The reason for this tirade is that I looked at the varieties of plug-ins available, and they were in tens of thousands. My takeaway? The market is oversaturated with products that are basically minor duplications — Gimme Shelter from it, as how many different typefaces do you need? — to the point where they seem to clog up so much screen space it’s hard to find the old install function.
My mom echoed that “show available then switch” type of command, when using a newer version when you hit what seems to be the same prompt, as there are about 20 different widgets running across the top of the page. So not to fault just my owner company, people have had to be Einsteins for decades in all such activities. The command is still existing, if you use the site wrong, only underneath somewhere in a layer of sub-screens. Mom said she’s also seen such, hit A then try B then get C. And they all look strangely like a deformed Q housed in a box. Or a triangle set inside a square, to clearly guide you.
How did all this play out in typing up my Q and A post, now defunct, ransacked like many a referendum? The five paragraphs of where to find our super-sized political signs came easily, even when adding to it new phrases about where to go, north and south, to see them. But then it was time for the headline, and for me choosing where to place at the top of the page directions to a farm just past Boardman. Ooh, feeling like I timed out — I thought that was a thing of the past, like someone with a great point to make at a debate, and as with the old VDT terminals when saving a story could be an adventure. But out of necessity, this time, I found a way to retrieve, temporarily, before it was hit publish time.
So after traipsing through toggle, here is my full question and answer, that you dear reader have stuck with not only through the last quarter-hour, but day or so since first it got eaten:
Where is the area’s biggest (and baddest) presidential sign, and how to get there to see it? A tale of two cities for one 25 feet wide and that’s just the name. Drive halfway between Hudson and New Richmond and you will see one the size of a double-truck semi, at least in its east-west half, from either way you are driving, like home on your commute. Along County A and/or G. Damn the all caps, where’s that widget for auto-enforce? This truck in the ditch Trumps all comers, and drivers. The size of your car can’t compare.

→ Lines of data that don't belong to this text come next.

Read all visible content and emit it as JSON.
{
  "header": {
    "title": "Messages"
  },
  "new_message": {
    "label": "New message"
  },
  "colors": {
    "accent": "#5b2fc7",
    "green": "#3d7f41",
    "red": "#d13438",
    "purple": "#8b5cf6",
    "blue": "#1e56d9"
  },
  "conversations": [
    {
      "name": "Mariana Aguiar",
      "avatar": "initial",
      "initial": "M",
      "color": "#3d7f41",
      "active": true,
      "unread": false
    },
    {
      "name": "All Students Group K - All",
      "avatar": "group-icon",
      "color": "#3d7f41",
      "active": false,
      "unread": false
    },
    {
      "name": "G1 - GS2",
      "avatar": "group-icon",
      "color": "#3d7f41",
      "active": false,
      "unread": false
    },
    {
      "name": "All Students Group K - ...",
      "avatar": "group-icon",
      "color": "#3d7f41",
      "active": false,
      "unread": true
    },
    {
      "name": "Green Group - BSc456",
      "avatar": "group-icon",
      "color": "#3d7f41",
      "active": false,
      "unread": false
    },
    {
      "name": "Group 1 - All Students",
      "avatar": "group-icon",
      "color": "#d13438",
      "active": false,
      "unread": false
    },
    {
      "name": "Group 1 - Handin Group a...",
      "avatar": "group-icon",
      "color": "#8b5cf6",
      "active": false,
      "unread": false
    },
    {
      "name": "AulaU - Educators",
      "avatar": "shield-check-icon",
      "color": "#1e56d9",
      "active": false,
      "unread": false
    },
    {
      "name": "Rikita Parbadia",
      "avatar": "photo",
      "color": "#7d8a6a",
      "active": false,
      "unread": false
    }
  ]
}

Then commeth that driver’s version. From down south, as in past River Falls. He said there is not a semi-trailer truck, but a full-fledged storage unit that had its named message, in even bigger letters, stacked three floors high, as it is one of those facilities that needs dozens of steps to get to your assigned unit. As he said this, there was seen another set of messages on an overpass, with a flag atop a pole 20 feet high with its end dangling on the sidewalk. Back down the frontage road, we saw it from a different angle. Ouch. When Anoka came calling there were a bunch of teeny weenie flags on another overpass, as the Dems don’t do it as big as The Donald. At a juncture where above the freeway, there had earlier been only a single small flag, perched at a point where there are two lanes going north and three south.